Our Best Aced Test
Considering how difficult recent months proved, I would have bet the under before tallying the 2014 returns on our recommendations.
Investments suggested by MLP Profits for any part of last year averaged a gain of 5.0% while in our portfolios, just edging the 4.8% total return delivered by the benchmark Alerian MLP Index.
As might be expected in a generally lackluster year that went south in a hurry late, our Conservative Portfolio selections did best and Aggressive recommendations worst. Both the Conservative and Growth portfolios beat the Alerian, and by a lot in the case of the former.
Our overall performance was dragged down by the 17 new recommendations made over the final five months of the year, mostly while oil prices were crashing and MLPs performing very badly. Those picks accounted for nearly a third of the overall portfolio, and even those that dodged heavy losses ended up watering down the returns delivered by older recommendations during the first half of 2014.

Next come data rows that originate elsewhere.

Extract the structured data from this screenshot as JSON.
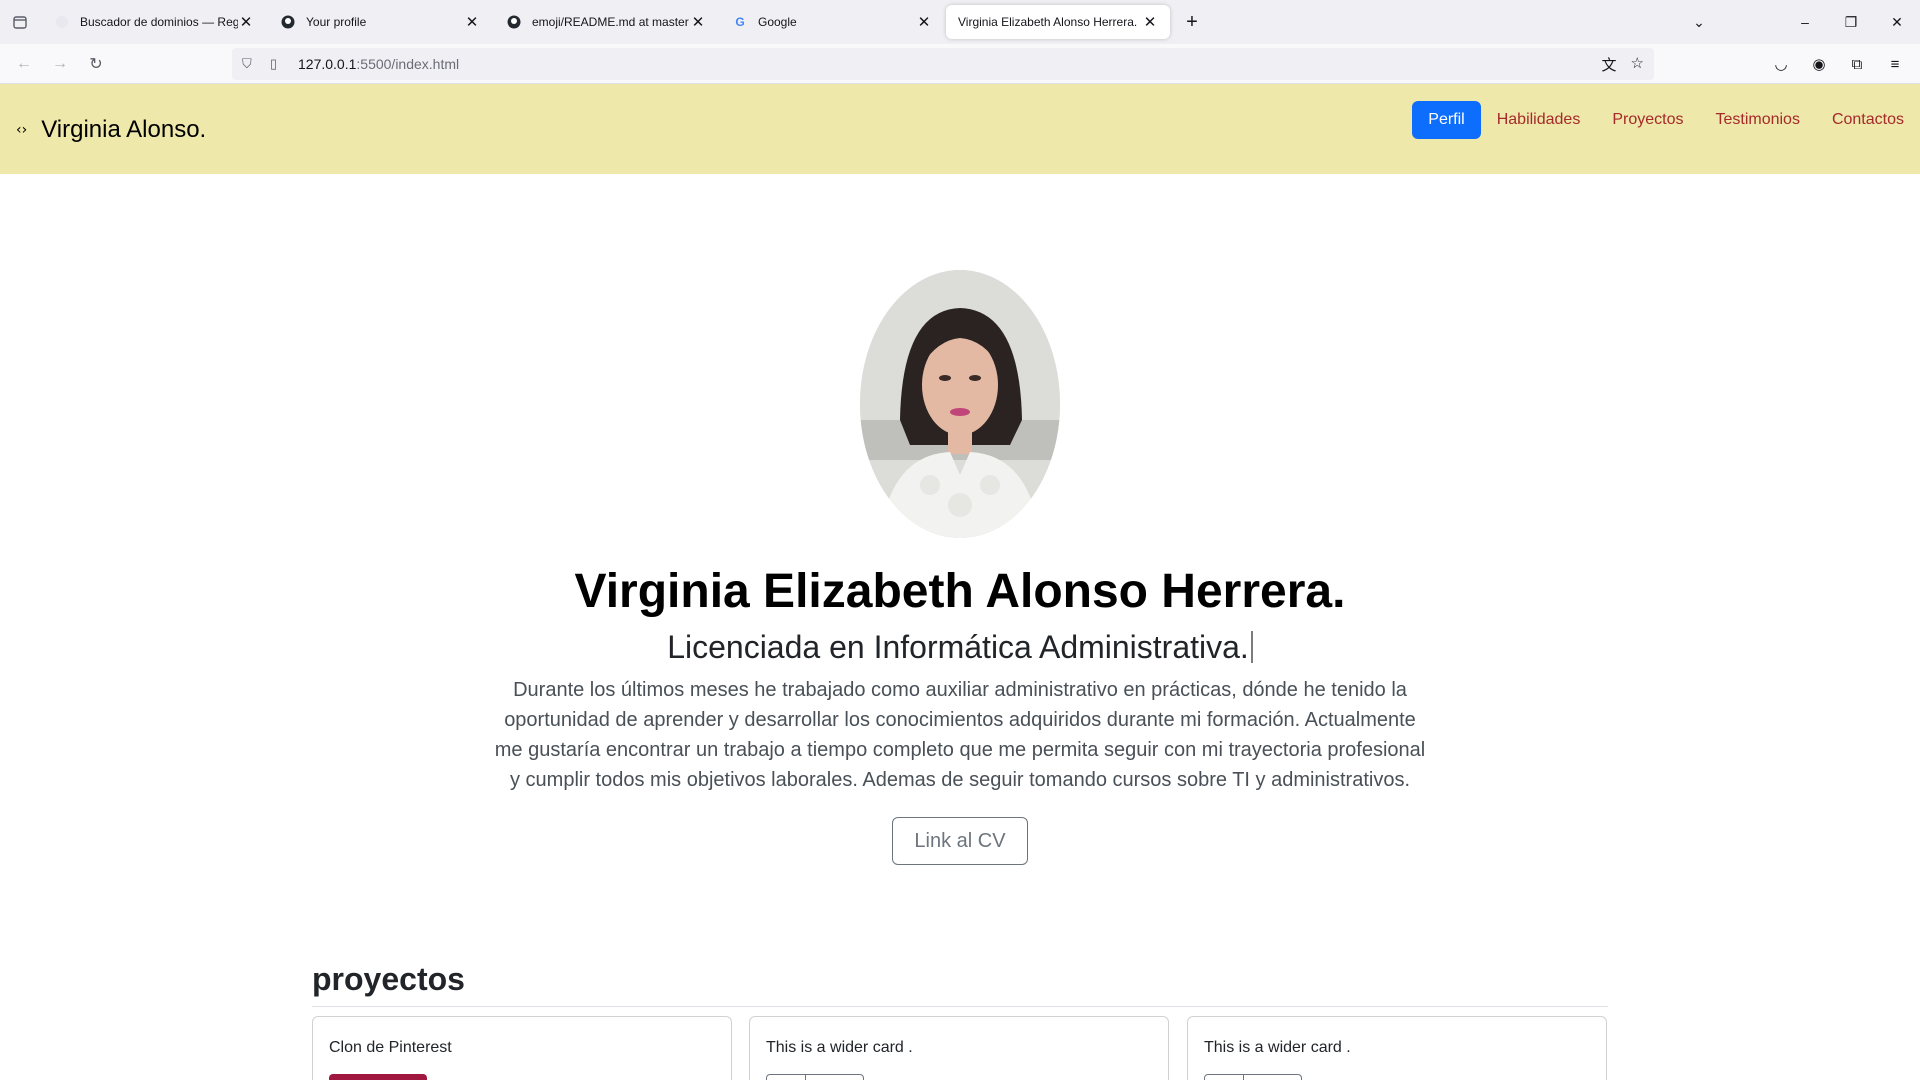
{
  "browser": {
    "tabs": [
      {
        "title": "Buscador de dominios — Regis",
        "icon": "globe-icon",
        "active": false
      },
      {
        "title": "Your profile",
        "icon": "github-icon",
        "active": false
      },
      {
        "title": "emoji/README.md at master · i",
        "icon": "github-icon",
        "active": false
      },
      {
        "title": "Google",
        "icon": "google-icon",
        "active": false
      },
      {
        "title": "Virginia Elizabeth Alonso Herrera.",
        "icon": "",
        "active": true
      }
    ],
    "url_host": "127.0.0.1",
    "url_path": ":5500/index.html"
  },
  "site": {
    "brand_name": "Virginia Alonso.",
    "brand_icon": "code-icon",
    "nav": [
      {
        "label": "Perfil",
        "active": true
      },
      {
        "label": "Habilidades",
        "active": false
      },
      {
        "label": "Proyectos",
        "active": false
      },
      {
        "label": "Testimonios",
        "active": false
      },
      {
        "label": "Contactos",
        "active": false
      }
    ],
    "nav_active_color": "#0d6efd",
    "nav_link_color": "#a52a2a",
    "header_bg": "#eee8aa"
  },
  "hero": {
    "name": "Virginia Elizabeth Alonso Herrera.",
    "subtitle": "Licenciada en Informática Administrativa.",
    "description": "Durante los últimos meses he trabajado como auxiliar administrativo en prácticas, dónde he tenido la oportunidad de aprender y desarrollar los conocimientos adquiridos durante mi formación. Actualmente me gustaría encontrar un trabajo a tiempo completo que me permita seguir con mi trayectoria profesional y cumplir todos mis objetivos laborales. Ademas de seguir tomando cursos sobre TI y administrativos.",
    "cv_button": "Link al CV"
  },
  "projects": {
    "title": "proyectos",
    "cards": [
      {
        "text": "Clon de Pinterest"
      },
      {
        "text": "This is a wider card ."
      },
      {
        "text": "This is a wider card ."
      }
    ]
  }
}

On the other hand, our Best Buys lived up to their name and then some. The nine recommendations featured on the first such list we published last year, on March 12, delivered an average annual return of 27.5% for the MLP Profits portfolios. Each one produced a positive return for the year, and the 13.3% delivered by our top choice at the time, Enterprise Products Partners (NYSE: EPD), ranked eighth among the nine.
The returns for two of the nine were aided by the halving of those positions near the highs in late June. That move paid off in another way too, because the updated Best Buys list published on July 15 filled two of the three vacancies thereby created with Kinder Morgan (NYSE: KMI) and Energy Transfer Partners (NYSE: ETP), both overachievers in the second half of the year as the market was melting down.
NO CONTEST: Returns from July 15 through Dec. 31
Almost as gratifying as the hefty gains by our most forceful recommendations last year were the losses we helped subscribers to avoid. When Boardwalk Pipeline Partners (BYSE: BWP) plunged after cutting its distribution in February, readers who sold it on our recommendation three months earlier were unhurt. We then got back into Boardwalk when it was still on sale at 50% off in early April.
We also cautioned against buying into drilling partnerships, recommending the sale of two in March and April and two more in mid-October.
There were also misses, of course, like the decision to prematurely hunt bargains in this troubled space in early December.
But we nailed the big picture in July when we warned that “unless some of this trend-following bullishness is dissipated over time, a peak and then the unwind of the reflexive buying could some sooner than later. At that point, the conviction of the recent buyers … could be tested like it hasn’t been since 2008.”
Soon enough, it would be. But our Conservative Portfolio proved up to the challenge with an annual return of nearly 19%.
The two top gainers benefited from buyout offers, Kinder Morgan Energy Partners (NYSE: KMP) merging with sponsor Kinder Morgan in November, and Oiltanking Partners (NYSE: OILT) agreeing to merge with Enterprise Products Partners the same month.
Within the Growth Portfolio, two of the top four performers were those two Best Buys we opted to take profits in back in June.
Energy Transfer Equity (NYSE: ETE) and UGI (NYSE: UGI) also outperformed for most of the year, as did UGI affiliate AmeriGas (NYSE: APU), ETE teammate ETP, Williams (NYSE: WMB) and Kinder Morgan.
On the other hand, the three recommendations from Nov. 17 have backfired badly so far, though we have every confidence they’ll work out over time.
While giving Boardwalk a second chance paid off for the Aggressive Portfolio, another go-around with Vanguard Natural Resources (NASDAQ: VNR) has so far backfired.
Meanwhile, Navios Maritime Partners (NYSE: NMM) has been victimized by a downturn in spot dry bulk shipping rates as China’s growth slows.
Although our riskiest picks didn’t pay off last year, we have higher hopes for 2015. In particular, the crude and fuel tanker trade we initiated last month is working great in the early going.
Variable distribution MLP CVR Refining (NYSE: CVRR) has been the biggest drag on recent portfolio performance amid shrinking crack spreads. But we’re sticking with it while adding three new Aggressive holdings. With sentiment down and yields up, controlled aggression should pay off this year.